Shouldn’t they have been concerned enough about child-laborers to respond to the attorney’s repeated inquiries? After all, would the state of Iowa be prepared to spend close to half a million dollars to prosecute Sholom Rubashkin if they did not consider child-labor laws of paramount importance?

One cannot avoid the implication that if in fact minors had been discovered, these were being used as pawns in a more important cause —and that is why officials stonewalled on the names.

Here was a chance to stage a high-profile case in the name of a humanitarian cause. Here was an opportunity to advance careers by bringing down Sholom Rubashkin, who by this time had been so demonized in the public mind, he would be a very soft target. A cinch to convict.

THREE WORDS THAT
CAPTURE A UNIVERSE

As is well-known, the jury found Sholom Rubashkin innocent of all charges. The public was astounded by his sweeping acquittal. But for those who followed the trial carefully, there was no mystery.

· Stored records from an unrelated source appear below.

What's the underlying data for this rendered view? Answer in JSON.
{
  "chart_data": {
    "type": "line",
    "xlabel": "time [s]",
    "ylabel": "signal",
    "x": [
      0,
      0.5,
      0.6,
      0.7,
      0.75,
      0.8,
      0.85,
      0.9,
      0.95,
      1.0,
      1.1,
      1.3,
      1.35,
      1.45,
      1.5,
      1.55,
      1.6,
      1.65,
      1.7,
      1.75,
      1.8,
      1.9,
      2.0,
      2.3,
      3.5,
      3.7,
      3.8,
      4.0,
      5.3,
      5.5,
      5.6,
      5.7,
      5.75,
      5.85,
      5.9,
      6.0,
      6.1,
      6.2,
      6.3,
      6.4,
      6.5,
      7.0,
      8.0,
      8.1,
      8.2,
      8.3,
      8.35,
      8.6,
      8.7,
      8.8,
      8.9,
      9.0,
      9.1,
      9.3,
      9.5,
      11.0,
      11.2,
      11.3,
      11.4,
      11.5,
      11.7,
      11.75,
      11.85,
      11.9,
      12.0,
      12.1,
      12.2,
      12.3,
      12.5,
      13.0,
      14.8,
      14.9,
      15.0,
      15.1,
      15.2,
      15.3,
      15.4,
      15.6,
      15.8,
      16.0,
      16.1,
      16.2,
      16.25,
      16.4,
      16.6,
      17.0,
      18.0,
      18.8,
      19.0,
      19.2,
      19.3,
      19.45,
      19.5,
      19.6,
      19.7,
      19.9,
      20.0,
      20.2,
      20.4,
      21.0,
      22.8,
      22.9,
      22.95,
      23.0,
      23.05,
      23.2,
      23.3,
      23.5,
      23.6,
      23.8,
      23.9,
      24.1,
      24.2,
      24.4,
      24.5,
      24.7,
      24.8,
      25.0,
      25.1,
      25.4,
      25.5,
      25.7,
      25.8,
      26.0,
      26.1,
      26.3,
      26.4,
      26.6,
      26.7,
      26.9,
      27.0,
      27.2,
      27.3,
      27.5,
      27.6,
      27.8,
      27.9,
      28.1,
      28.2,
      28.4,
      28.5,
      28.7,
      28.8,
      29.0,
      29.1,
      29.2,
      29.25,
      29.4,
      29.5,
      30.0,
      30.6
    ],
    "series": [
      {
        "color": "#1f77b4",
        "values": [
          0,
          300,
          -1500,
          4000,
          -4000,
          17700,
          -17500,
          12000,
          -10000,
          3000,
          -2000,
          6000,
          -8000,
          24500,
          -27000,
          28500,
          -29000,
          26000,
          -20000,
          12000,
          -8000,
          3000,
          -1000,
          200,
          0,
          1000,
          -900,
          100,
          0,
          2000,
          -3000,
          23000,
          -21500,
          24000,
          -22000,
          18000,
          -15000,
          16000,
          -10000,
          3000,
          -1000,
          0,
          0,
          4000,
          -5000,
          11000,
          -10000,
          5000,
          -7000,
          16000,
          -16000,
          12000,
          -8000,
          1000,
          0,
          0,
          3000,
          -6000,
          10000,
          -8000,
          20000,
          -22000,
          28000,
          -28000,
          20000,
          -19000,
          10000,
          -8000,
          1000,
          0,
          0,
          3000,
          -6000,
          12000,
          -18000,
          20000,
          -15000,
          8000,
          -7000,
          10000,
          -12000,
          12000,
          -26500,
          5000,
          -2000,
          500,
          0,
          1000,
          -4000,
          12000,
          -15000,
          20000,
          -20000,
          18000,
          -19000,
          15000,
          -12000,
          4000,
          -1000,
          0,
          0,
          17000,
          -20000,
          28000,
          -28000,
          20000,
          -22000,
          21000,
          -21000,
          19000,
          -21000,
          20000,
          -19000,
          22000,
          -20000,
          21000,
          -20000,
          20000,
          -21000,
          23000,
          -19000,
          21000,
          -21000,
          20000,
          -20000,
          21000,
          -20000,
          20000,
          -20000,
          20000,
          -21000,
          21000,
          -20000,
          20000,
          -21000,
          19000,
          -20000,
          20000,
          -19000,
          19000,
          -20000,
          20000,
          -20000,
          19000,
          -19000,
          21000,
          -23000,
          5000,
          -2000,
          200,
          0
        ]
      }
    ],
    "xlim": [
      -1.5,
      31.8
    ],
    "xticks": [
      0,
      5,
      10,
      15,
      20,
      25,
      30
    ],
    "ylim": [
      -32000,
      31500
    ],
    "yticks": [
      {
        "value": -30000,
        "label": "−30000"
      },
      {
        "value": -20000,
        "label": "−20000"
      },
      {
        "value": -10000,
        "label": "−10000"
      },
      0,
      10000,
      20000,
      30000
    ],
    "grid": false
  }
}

The phenomenon of Sholom’s acquittal boiled down to three words that capture one of the cornerstones of a democracy: A fair trial. A trial at which the constitutional right of the accused to defend himself is respected and judge and jury both seek the truth.

Since the case has been expunged and there no longer exists any official record of the trial, memory must replace electronic records in preserving an awe-inspiring narrative of a stunning turnaround… when the unexpected and impossible became reality in Sholom Rubashkin’s life.

May the same come true regarding his current Motions to vacate his federal trial and be granted his freedom.